Jahrelang unterdrückte die syrische Regierung die Kurden. Andererseits unterstützte sie sie auch in den 1990er Jahren. Damals kämpften die Milizen der Arbeiterpartei Kurdistans (PKK) gegen den türkischen Staat, der brutal gegen die kurdische Bevölkerung in der Türkei vorging. Die syrische Regierung bot tausenden PKK-Kämpfern einen sicheren Rückzugsraum im Norden des Landes.

Aus genau diesen PKK-Kämpfern ist die heutige YPG-Miliz hervorgegangen. Noch heute haben sie Verbindungen zum Assad-Regime.
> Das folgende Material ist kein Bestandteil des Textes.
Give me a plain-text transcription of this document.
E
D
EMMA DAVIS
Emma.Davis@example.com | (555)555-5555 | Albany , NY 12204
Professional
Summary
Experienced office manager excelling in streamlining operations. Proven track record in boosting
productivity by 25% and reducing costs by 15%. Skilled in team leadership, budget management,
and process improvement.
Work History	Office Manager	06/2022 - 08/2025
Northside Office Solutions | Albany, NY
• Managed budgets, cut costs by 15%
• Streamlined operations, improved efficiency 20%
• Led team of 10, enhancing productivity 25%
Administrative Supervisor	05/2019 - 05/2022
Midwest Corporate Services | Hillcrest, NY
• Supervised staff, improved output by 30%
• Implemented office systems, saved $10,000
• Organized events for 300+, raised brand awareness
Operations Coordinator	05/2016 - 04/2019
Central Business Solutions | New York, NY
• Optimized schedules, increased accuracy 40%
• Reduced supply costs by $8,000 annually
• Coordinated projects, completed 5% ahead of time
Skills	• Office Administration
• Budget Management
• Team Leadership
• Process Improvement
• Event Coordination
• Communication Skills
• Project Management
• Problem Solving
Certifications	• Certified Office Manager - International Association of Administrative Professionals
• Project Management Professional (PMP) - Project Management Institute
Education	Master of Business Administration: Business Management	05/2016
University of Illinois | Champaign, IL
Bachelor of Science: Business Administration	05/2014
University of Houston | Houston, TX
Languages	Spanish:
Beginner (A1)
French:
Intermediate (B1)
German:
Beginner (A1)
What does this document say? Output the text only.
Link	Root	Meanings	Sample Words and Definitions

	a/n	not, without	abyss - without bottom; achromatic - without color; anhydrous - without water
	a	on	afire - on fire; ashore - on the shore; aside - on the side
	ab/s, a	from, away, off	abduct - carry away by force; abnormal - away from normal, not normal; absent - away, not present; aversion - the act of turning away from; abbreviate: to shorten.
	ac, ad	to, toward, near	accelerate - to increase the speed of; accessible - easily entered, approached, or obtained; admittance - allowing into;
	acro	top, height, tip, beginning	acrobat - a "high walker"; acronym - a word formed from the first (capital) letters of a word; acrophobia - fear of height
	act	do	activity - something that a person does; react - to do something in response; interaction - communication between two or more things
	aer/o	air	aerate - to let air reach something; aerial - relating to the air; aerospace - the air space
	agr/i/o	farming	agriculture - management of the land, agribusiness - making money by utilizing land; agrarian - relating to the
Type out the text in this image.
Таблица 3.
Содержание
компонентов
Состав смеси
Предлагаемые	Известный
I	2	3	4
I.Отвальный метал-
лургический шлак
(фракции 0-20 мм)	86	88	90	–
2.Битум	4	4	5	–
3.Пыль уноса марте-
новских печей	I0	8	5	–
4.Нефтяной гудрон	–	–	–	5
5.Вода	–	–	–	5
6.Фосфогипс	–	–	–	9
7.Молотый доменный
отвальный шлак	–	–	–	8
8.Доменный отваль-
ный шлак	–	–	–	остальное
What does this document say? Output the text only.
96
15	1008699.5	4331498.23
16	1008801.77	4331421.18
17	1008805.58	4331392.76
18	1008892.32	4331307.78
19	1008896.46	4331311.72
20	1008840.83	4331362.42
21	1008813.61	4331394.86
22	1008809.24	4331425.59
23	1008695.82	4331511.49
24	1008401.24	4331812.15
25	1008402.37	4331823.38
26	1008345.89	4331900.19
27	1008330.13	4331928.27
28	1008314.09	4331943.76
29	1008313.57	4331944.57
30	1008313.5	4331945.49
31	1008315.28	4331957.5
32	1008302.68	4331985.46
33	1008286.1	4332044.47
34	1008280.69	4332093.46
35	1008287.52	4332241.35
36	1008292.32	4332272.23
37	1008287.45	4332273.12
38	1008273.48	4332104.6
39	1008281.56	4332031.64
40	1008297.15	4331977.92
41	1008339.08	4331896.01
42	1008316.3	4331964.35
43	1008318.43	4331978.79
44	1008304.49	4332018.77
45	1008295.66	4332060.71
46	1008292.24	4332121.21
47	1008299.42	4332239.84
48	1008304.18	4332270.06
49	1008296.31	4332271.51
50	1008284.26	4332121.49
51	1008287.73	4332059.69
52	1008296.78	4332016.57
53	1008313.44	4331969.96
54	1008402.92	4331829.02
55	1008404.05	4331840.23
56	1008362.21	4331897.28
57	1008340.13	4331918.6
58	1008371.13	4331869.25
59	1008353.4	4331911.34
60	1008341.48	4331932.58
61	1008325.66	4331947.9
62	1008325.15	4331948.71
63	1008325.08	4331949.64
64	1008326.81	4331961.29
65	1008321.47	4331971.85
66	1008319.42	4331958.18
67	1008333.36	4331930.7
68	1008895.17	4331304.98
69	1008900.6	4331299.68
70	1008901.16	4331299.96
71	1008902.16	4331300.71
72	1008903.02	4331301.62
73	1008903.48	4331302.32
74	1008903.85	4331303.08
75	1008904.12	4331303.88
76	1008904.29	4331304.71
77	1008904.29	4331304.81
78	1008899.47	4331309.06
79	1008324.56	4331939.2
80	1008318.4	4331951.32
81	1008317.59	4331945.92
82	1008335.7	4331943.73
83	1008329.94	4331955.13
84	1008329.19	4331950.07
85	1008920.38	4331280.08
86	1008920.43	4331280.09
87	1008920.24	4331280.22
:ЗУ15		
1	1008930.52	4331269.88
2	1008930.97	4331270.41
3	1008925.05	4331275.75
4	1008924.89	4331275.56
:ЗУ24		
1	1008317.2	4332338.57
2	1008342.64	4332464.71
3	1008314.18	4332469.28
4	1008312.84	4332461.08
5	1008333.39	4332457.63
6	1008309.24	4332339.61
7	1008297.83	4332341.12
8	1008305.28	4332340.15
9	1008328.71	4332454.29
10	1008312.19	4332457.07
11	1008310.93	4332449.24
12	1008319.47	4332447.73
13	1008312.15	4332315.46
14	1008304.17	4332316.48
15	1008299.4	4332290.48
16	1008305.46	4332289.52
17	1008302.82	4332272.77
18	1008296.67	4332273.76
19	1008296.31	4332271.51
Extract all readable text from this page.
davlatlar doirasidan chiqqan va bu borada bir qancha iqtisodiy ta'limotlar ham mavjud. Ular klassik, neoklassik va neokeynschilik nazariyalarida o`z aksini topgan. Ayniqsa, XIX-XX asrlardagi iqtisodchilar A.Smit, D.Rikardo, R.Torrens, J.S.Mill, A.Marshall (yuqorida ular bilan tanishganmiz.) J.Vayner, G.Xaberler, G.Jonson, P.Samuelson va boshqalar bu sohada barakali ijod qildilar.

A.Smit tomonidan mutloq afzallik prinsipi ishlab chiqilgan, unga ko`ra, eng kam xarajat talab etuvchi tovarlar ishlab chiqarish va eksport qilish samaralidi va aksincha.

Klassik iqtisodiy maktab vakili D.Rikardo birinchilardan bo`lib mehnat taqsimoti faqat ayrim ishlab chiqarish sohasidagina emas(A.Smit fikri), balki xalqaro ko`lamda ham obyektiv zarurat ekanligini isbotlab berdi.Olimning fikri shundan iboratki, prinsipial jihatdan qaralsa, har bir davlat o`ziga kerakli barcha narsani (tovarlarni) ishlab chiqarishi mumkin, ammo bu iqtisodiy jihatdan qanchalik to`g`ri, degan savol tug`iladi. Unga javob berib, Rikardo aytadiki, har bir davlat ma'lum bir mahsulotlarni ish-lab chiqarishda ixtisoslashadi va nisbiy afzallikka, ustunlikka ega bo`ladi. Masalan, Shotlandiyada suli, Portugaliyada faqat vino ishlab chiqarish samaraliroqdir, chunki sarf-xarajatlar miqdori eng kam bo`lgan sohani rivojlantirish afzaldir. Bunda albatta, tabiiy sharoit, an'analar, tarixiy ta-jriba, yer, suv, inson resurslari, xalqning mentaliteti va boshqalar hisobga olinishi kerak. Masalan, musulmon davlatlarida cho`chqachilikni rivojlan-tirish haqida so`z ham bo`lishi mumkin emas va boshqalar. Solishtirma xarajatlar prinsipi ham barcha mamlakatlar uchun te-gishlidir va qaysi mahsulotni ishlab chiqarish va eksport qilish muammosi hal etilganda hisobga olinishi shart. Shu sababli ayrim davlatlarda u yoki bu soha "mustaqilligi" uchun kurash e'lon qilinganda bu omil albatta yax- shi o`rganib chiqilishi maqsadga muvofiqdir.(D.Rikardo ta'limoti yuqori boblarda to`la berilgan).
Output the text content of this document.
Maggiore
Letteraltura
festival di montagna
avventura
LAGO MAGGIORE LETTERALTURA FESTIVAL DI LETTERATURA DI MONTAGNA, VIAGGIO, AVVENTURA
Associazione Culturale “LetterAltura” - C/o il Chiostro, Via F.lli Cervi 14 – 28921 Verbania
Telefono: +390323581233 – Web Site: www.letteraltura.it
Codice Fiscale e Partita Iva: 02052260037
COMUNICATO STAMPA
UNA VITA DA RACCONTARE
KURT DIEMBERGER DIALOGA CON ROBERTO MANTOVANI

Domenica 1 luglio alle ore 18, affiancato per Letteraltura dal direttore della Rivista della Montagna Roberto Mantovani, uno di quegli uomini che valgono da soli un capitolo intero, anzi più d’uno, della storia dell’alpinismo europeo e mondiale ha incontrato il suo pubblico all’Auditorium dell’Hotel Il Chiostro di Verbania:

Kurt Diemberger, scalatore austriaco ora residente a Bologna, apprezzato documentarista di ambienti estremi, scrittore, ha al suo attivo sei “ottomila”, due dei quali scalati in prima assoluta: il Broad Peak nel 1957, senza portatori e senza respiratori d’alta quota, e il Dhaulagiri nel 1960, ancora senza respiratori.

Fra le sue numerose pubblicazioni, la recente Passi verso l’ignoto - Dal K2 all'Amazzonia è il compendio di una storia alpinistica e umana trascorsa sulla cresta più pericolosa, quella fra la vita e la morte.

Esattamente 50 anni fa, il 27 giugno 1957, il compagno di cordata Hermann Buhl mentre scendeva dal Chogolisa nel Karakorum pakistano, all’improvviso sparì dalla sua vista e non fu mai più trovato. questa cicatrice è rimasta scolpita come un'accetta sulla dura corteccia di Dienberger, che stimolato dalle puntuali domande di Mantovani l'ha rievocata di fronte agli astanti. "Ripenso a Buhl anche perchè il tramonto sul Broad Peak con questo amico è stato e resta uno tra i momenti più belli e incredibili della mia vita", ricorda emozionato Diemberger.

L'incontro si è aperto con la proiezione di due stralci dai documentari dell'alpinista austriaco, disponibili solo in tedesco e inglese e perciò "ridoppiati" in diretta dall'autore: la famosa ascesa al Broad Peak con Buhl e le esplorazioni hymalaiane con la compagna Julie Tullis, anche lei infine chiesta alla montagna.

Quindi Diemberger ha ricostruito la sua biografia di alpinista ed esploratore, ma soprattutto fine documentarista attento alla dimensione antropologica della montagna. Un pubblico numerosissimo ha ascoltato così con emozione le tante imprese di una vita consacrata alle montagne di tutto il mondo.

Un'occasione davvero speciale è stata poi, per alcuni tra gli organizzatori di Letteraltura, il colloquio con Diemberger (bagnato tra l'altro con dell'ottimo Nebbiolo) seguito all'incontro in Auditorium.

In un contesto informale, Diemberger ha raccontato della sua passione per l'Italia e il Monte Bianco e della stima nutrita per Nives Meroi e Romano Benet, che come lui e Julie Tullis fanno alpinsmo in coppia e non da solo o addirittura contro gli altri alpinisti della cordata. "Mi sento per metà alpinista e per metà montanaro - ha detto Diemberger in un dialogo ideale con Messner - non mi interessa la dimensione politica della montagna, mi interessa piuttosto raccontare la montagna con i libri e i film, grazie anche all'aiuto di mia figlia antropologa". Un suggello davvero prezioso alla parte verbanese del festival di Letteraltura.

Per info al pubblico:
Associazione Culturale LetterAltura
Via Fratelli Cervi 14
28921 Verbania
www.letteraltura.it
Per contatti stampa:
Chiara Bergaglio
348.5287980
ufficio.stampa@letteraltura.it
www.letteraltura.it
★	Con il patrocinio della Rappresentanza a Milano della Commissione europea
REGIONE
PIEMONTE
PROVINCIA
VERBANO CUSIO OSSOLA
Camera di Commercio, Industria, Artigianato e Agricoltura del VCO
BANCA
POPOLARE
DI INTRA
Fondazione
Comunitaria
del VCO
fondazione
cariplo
Für Präsident Baschar al-Assad wiederum hat die Kurdenfrage keinerlei Priorität, da er im Moment noch mit unzähligen Rebellengruppen kämpfen muss. Diese etwas verworrene Geschichte hatte für die Bürger Afrins eine sehr erfreuliche Folge: Sie waren von Luftangriffen des Regimes verschont geblieben.

Afrin liegt im wohl schönsten Teil von Rojava. Die Landschaft ist – anders als die Wüsten im Osten – bergig und grün. Hügelketten mit scheinbar endlosen Olivenhainen umringen die Stadt. Das Leben in Afrin nahm trotz des sich zuspitzenden Konflikts seinen Lauf. Die unzähligen Cafés und Restaurants in den Straßen waren gut besucht, die Regale in den Supermärkten voll. Nur hin und wieder blickte jemand in den Himmel, wenn Flugzeuglärm zu hören war.

Aber die belebten Straßen konnten Anfang März nicht darüber hinwegtäuschen, dass der Alltag der Menschen in Afrin von Sorge bestimmt war. Alle, mit denen ich mich länger unterhielt, hatten Angst vor dem Krieg, sie fragten sich, was aus ihren Häusern und Familien werden würde, wenn die türkische Armee anrückt. Aber die meisten rechneten mit einem erfolgreichen Widerstand der YPG gegen die türkische Offensive.

Denn die YPG hatte innerhalb der letzten Jahre umfangreiche Verteidigungsstellungen errichtet. Die Gräben, die die gepanzerten Fahrzeuge von Invasoren aufhalten sollten, waren mehrere Meter breit und tief. In den Bergen rund um Afrin hatte die YPG zahlreiche Bunkeranlagen gebaut. Tausende Kämpfer der Kurdenmiliz hielten sich in der Stadt auf und demonstrierten Stärke. Und eine Flucht in Gebiete des Assad-Regimes kommt für die meisten Männer sowieso nicht infrage. Sie müssen fürchten, dann ins Militär eingezogen zu werden.

Während ich diese Gespräche führte, erlitt die YPG im Umland von Afrin Niederlage um Niederlage.